This is a logic simulator to verify the theoretical results (latency & area) of MultPIM. This logic simulator models a memristive crossbar row with partitions, and then simulates running the MultPIM algorithm on the row. Crucially, the simulator models all stateful operations exactly, including initialization cycles.
We present the various results for MultPIM and other works below. Note that the simulator is deterministic.
Below are results for full-precision 32-bit fixed-point multiplication. Latency is improved by 4.2x over the previous state-of-the-art (RIME [2]).
| Algorithm | Latency (Cycles) | Area (Memristors) | Partitions | Gates |
|---|---|---|---|---|
| Haj-Ali et al. [1] | 12870 | 635 | 1 | NOT/NOR |
| RIME [2] | 2541 | 468 | 31 | NOT/NOR/NAND/Min3 |
| MultPIM (This work) | 611 | 441 | 31 | NOT/Min3 |
| MultPIM-Area (This work) | 899 | 320 | 31 | NOT/Min3 |
The general expressions for N-bit fixed-point multiplication are below. Asymptotic latency is reduced from the state-of-the-art O(N2) to O(NlogN).
| Algorithm | Latency (Cycles) | Area (Memristors) | Partitions | Gates |
|---|---|---|---|---|
| Haj-Ali et al. [1] | 13N2 - 14N + 6 | 20N - 5 | 1 | NOT/NOR |
| RIME [2] | 2N2 + 16N - 19 | 15N-12 | N - 1 | NOT/NOR/NAND/Min3 |
| MultPIM (This work) | Nlog(N) + 14N + 3 | 14N - 7 | N - 1 | NOT/Min3 |
| MultPIM-Area (This work) | Nlog(N) + 23N + 3 | 10N | N - 1 | NOT/Min3 |
We also include alternative implementations that assume different gate types (see folders). Their results for 32-bit multiplication:
| Gates | Latency (Cycles) | Area (Memristors) |
|---|---|---|
| NOT/Min3 | 611 | 441 |
| NOT/Min3-Area | 899 | 320 |
| NOT/Maj3 | 643 | 442 |
| NOT/Maj3-Area | 995 | 352 |
| NOT/NOR | 995 | 379 |
| NOT/NAND | 1027 | 382 |
In order to use the project, you will need:
- python3
- tqdm
Running python mult.py will run MultPIM on the simulator for a random sample of numbers. The simulator verifies the correctness
of the simulator output and counts the exact number of cycles used. As MultPIM is deterministic, this cycle count is identical for all samples.

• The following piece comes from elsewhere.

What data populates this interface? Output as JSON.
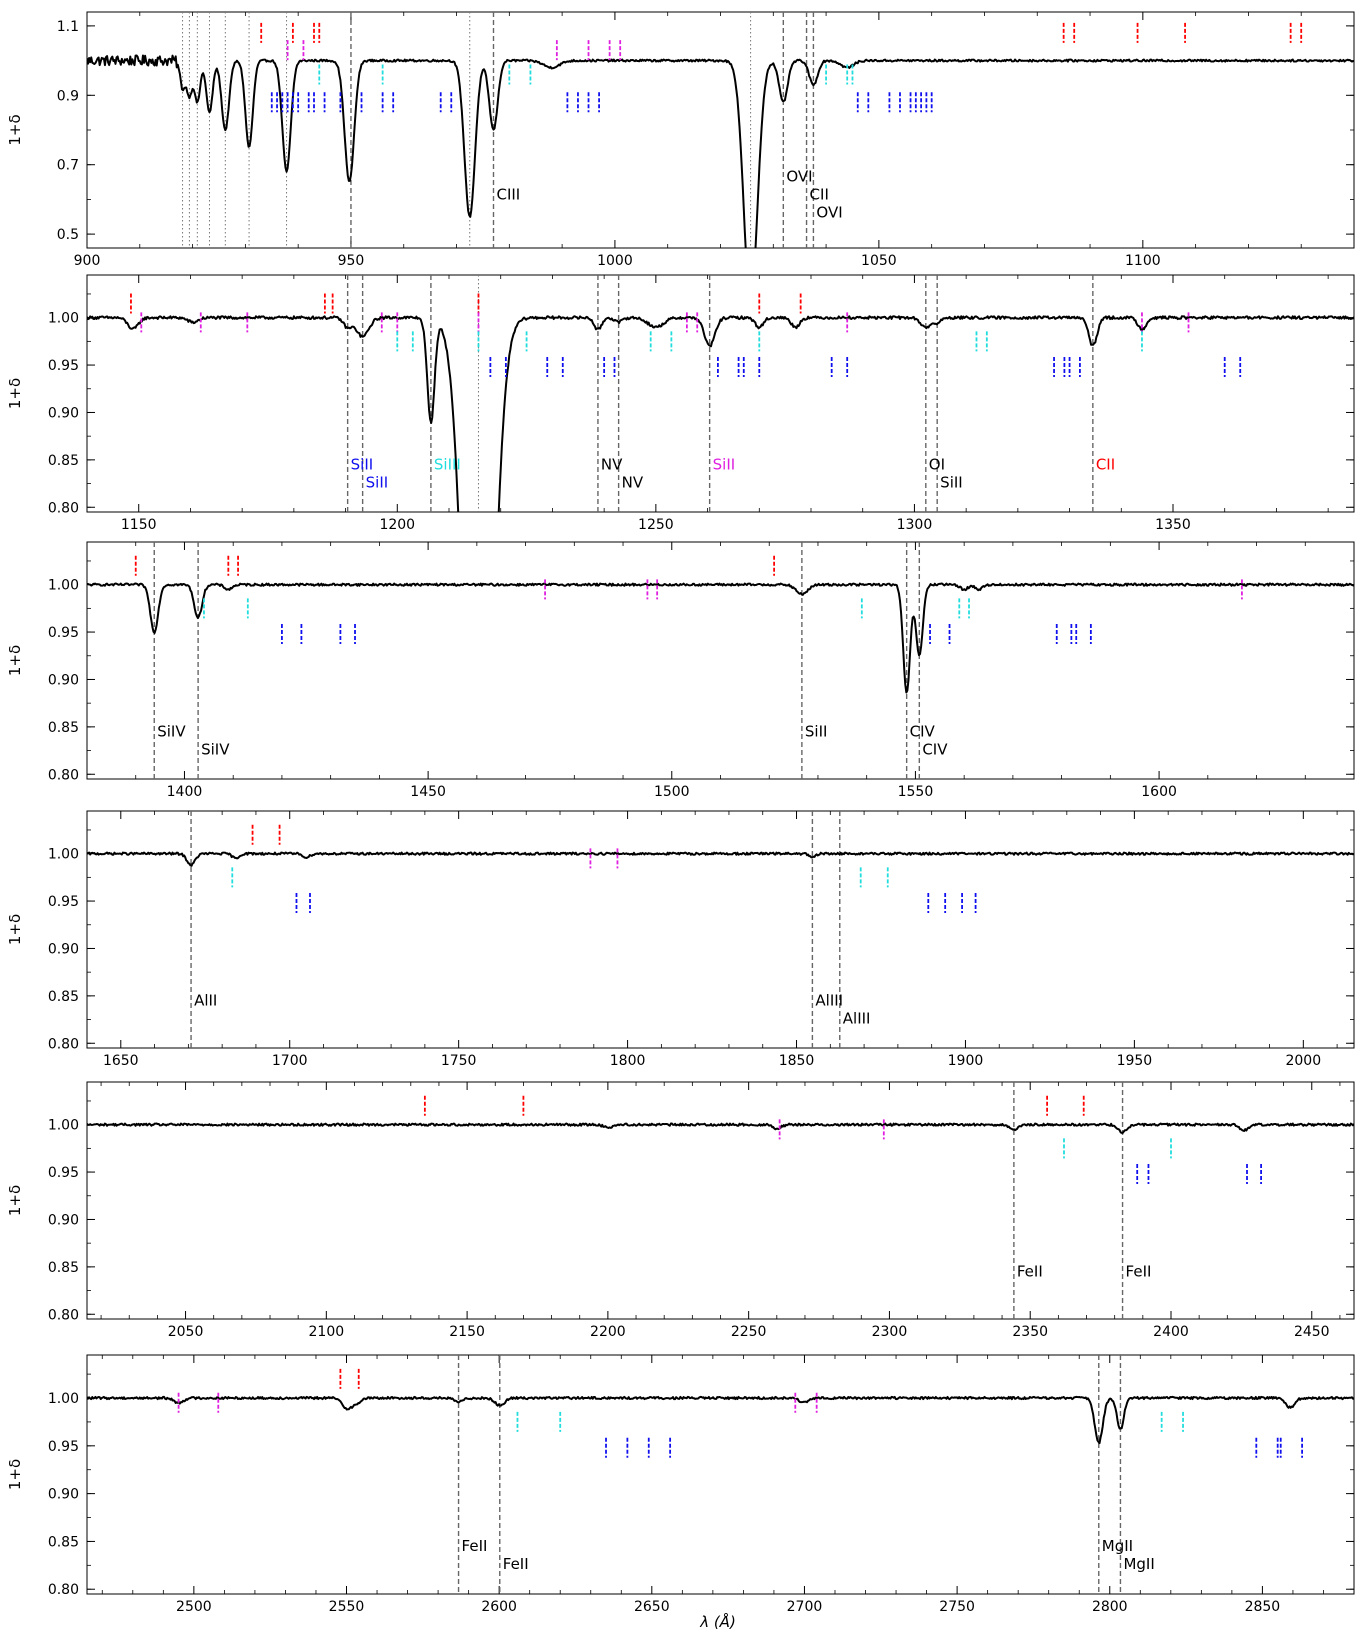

Running python mult-area.py will run MultPIM-area on the simulator for a random sample of numbers. The simulator verifies the correctness
of the simulator output and counts the exact number of cycles used. As MultPIM-area is deterministic, this cycle count is identical for all samples.
Running python mv.py will simulate MultPIM-optimized matrix-vector multiplication. As seen in the paper, matrix-vector multiplication
involves performing an inner product in each row in parallel. Hence, we only model performing an inner product in the simulator
as the expansion to matrix-vector multiplication follows trivially.

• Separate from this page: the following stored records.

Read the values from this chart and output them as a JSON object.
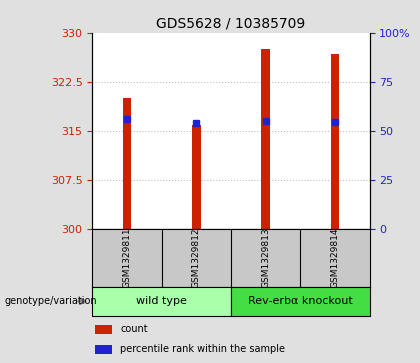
{
  "title": "GDS5628 / 10385709",
  "categories": [
    "GSM1329811",
    "GSM1329812",
    "GSM1329813",
    "GSM1329814"
  ],
  "bar_values": [
    320.0,
    315.9,
    327.5,
    326.8
  ],
  "bar_bottom": 300,
  "percentile_values": [
    316.8,
    316.2,
    316.5,
    316.4
  ],
  "ylim_left": [
    300,
    330
  ],
  "ylim_right": [
    0,
    100
  ],
  "yticks_left": [
    300,
    307.5,
    315,
    322.5,
    330
  ],
  "yticks_right": [
    0,
    25,
    50,
    75,
    100
  ],
  "ytick_labels_left": [
    "300",
    "307.5",
    "315",
    "322.5",
    "330"
  ],
  "ytick_labels_right": [
    "0",
    "25",
    "50",
    "75",
    "100%"
  ],
  "bar_color": "#cc2200",
  "percentile_color": "#2222cc",
  "bar_width": 0.12,
  "groups": [
    {
      "label": "wild type",
      "indices": [
        0,
        1
      ],
      "color": "#aaffaa"
    },
    {
      "label": "Rev-erbα knockout",
      "indices": [
        2,
        3
      ],
      "color": "#44dd44"
    }
  ],
  "group_row_label": "genotype/variation",
  "legend_items": [
    {
      "label": "count",
      "color": "#cc2200"
    },
    {
      "label": "percentile rank within the sample",
      "color": "#2222cc"
    }
  ],
  "grid_color": "#000000",
  "grid_alpha": 0.25,
  "background_plot": "#ffffff",
  "background_label_row": "#c8c8c8",
  "background_outer": "#e0e0e0"
}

Running python mv-area.py will simulate MultPIM-area-optimized matrix-vector multiplication. As seen in the paper, matrix-vector multiplication
involves performing an inner product in each row in parallel. Hence, we only model performing an inner product in the simulator
as the expansion to matrix-vector multiplication follows trivially.
The implementation is divided into the following files:
simulator.py. Provides the interface for a memristive crossbar row.mult.py. Simulates the MultPIM algorithm for multiplying two fixed-point numbers.mult-area.py. Simulates the MultPIM-area algorithm for multiplying two fixed-point numbers.mv.py. Simulates the MultPIM-optimized matrix-vector multiplication algorithm.mv-area.py. Simulates the MultPIM-area-optimized matrix-vector multiplication algorithm.
[1] A. Haj-Ali, R. Ben-Hur, N. Wald and S. Kvatinsky, "Efficient Algorithms for In-Memory Fixed Point Multiplication Using MAGIC," 2018 IEEE International Symposium on Circuits and Systems (ISCAS), 2018, pp. 1-5, doi: 10.1109/ISCAS.2018.8351561.
[2] Z. Lu, M. T. Arafin and G. Qu, "RIME: A Scalable and Energy-Efficient Processing-In-Memory Architecture for Floating-Point Operations," 2021 26th Asia and South Pacific Design Automation Conference (ASP-DAC), 2021, pp. 120-125.